Kashmir

At a glance

Activists demanding an end to human rights violations in Kashmir during a protest in central London

Photo by Alisdare Hickson Licensed under CC BY-SA 4.0

What is happening

In Indian-administered Jammu and Kashmir, political life and civil liberties have been reshaped by a heavy security presence, restrictive laws, and limits on public organising and expression. Periods of unrest and militancy have been met with intensified crackdowns that affect daily life, media, and civic space.

The result is a long-running dispute where ordinary civilians experience the conflict not only through violence, but through control over movement, speech, assembly, and political participation.

How it started

The Kashmir dispute dates back to the 1947 partition of British India and competing claims by India and Pakistan. The region has since been divided among India, Pakistan, and China, and has remained a recurring flashpoint, including multiple wars and an armed insurgency.

How it is enforced

Commonly documented mechanisms include:

  • Security governance: large-scale deployments, raids, and coercive policing practices during periods of unrest
  • Detention and legal powers: allegations of arbitrary detention and limited accountability for abuses raised in UN human rights reporting
  • Communications control: extensive internet and mobile shutdowns, including the major shutdown following August 2019, with phased restoration through February 2021

The human impact

Impacts described across credible reporting include:

  • fear and uncertainty during raids, crackdowns, and cycles of violence
  • disruption to education, work, healthcare access, and family life during shutdowns and curfews
  • chilling effects on journalism and civil society activity

What the world says

The UN Office of the High Commissioner for Human Rights has published reports on human rights concerns in both Indian-administered and Pakistan-administered Kashmir, citing issues such as excessive use of force, arbitrary detention, and impunity concerns, while also noting constraints on access and verification.

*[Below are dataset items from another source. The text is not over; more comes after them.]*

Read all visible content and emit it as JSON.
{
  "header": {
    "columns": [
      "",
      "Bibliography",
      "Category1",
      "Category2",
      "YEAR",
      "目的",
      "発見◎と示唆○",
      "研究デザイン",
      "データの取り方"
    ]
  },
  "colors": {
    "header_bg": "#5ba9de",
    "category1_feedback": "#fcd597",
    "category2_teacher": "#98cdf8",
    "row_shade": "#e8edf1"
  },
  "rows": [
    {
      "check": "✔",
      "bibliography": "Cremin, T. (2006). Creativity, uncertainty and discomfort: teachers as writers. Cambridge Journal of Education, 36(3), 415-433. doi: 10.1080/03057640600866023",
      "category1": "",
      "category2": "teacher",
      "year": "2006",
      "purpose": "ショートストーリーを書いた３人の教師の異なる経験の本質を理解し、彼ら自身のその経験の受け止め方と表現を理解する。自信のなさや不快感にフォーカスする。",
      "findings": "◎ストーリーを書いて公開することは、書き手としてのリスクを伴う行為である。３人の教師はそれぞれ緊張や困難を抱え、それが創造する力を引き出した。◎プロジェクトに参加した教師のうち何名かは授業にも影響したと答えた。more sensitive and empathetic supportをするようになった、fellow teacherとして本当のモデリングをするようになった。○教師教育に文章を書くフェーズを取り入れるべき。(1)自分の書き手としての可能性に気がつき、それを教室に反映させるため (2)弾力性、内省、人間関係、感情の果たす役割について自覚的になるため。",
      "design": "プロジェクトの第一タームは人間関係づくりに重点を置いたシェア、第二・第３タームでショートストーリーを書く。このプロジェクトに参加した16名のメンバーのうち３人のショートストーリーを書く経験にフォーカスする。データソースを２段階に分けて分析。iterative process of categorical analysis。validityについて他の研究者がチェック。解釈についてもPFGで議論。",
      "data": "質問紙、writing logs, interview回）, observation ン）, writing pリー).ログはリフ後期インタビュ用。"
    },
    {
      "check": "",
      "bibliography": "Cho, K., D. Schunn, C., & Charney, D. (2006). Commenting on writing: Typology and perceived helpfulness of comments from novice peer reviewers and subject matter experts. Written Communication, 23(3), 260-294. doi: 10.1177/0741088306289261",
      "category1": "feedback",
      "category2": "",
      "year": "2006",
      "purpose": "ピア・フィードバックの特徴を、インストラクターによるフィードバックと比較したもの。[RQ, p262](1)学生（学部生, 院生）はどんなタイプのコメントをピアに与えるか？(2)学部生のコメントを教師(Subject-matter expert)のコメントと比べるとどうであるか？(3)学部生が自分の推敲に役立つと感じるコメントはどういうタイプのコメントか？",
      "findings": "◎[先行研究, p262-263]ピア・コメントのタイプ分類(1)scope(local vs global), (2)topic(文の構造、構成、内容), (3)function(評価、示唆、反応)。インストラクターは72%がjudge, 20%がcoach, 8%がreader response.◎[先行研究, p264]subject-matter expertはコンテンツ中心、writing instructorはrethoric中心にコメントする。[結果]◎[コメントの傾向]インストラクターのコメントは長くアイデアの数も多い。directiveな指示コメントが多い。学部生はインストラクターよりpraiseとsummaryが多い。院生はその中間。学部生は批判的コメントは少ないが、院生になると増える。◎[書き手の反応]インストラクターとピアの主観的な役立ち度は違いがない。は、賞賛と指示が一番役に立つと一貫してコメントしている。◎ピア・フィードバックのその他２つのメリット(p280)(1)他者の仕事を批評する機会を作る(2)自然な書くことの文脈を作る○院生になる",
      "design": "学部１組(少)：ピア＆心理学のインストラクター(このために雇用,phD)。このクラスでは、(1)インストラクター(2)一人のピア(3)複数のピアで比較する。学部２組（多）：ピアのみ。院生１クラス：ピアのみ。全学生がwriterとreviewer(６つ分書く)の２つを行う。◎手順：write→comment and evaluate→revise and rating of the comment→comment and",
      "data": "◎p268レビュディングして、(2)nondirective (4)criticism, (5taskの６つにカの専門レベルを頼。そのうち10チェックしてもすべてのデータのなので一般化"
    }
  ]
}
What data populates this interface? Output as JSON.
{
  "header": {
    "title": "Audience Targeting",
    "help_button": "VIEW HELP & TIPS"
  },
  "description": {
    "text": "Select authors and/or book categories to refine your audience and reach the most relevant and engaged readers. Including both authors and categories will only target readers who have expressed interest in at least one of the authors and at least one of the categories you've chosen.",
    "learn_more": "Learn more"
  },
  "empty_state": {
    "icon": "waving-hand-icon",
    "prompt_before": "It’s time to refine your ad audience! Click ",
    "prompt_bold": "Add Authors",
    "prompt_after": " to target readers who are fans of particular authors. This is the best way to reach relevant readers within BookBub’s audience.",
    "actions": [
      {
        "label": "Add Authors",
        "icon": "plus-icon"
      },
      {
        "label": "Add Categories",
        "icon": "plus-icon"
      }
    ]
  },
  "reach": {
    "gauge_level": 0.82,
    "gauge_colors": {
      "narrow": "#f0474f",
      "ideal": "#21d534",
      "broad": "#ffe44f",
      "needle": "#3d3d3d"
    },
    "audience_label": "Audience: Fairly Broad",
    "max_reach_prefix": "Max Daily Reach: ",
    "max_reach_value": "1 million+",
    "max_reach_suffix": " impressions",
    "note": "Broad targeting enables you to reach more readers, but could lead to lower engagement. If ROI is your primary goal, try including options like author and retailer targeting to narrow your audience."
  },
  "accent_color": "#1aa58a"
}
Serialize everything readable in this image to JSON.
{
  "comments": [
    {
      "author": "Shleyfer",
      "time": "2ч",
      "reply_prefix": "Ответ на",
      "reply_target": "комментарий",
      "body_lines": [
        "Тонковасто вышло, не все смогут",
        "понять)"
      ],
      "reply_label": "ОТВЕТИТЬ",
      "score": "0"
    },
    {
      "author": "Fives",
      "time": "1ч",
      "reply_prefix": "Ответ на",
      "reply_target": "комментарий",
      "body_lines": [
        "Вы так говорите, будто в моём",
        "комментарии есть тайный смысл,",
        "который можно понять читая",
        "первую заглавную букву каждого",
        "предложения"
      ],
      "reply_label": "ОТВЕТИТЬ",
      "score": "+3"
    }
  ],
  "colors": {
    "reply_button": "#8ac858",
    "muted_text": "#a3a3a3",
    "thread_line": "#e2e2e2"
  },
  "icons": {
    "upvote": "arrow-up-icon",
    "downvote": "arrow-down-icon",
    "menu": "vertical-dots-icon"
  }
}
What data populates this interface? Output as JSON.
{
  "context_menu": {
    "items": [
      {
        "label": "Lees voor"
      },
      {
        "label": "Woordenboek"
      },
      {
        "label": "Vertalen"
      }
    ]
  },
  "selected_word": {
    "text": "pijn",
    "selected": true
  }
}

What is denied or distorted

Patterns that often hinder accountability or public understanding include:

  • reducing the issue to “security” alone, without addressing political rights and civic freedoms
  • treating communications shutdowns as routine public order tools rather than exceptional restrictions with wide civilian impacts
  • erasing plural identities within the region by speaking as though all Kashmiris share one view or one experience

Current status

The region remains politically contested and periodically volatile. While authorities cite improvements such as increased tourism and declining violence, deadly attacks still occur and can trigger renewed security measures and restrictions.

Why it matters

Kashmir is a long-running test of whether civilian rights, political self-determination claims, and security governance can be reconciled without permanent exceptionalism. The tools normalised here, particularly detention practices and communications shutdowns, also set precedents far beyond Kashmir.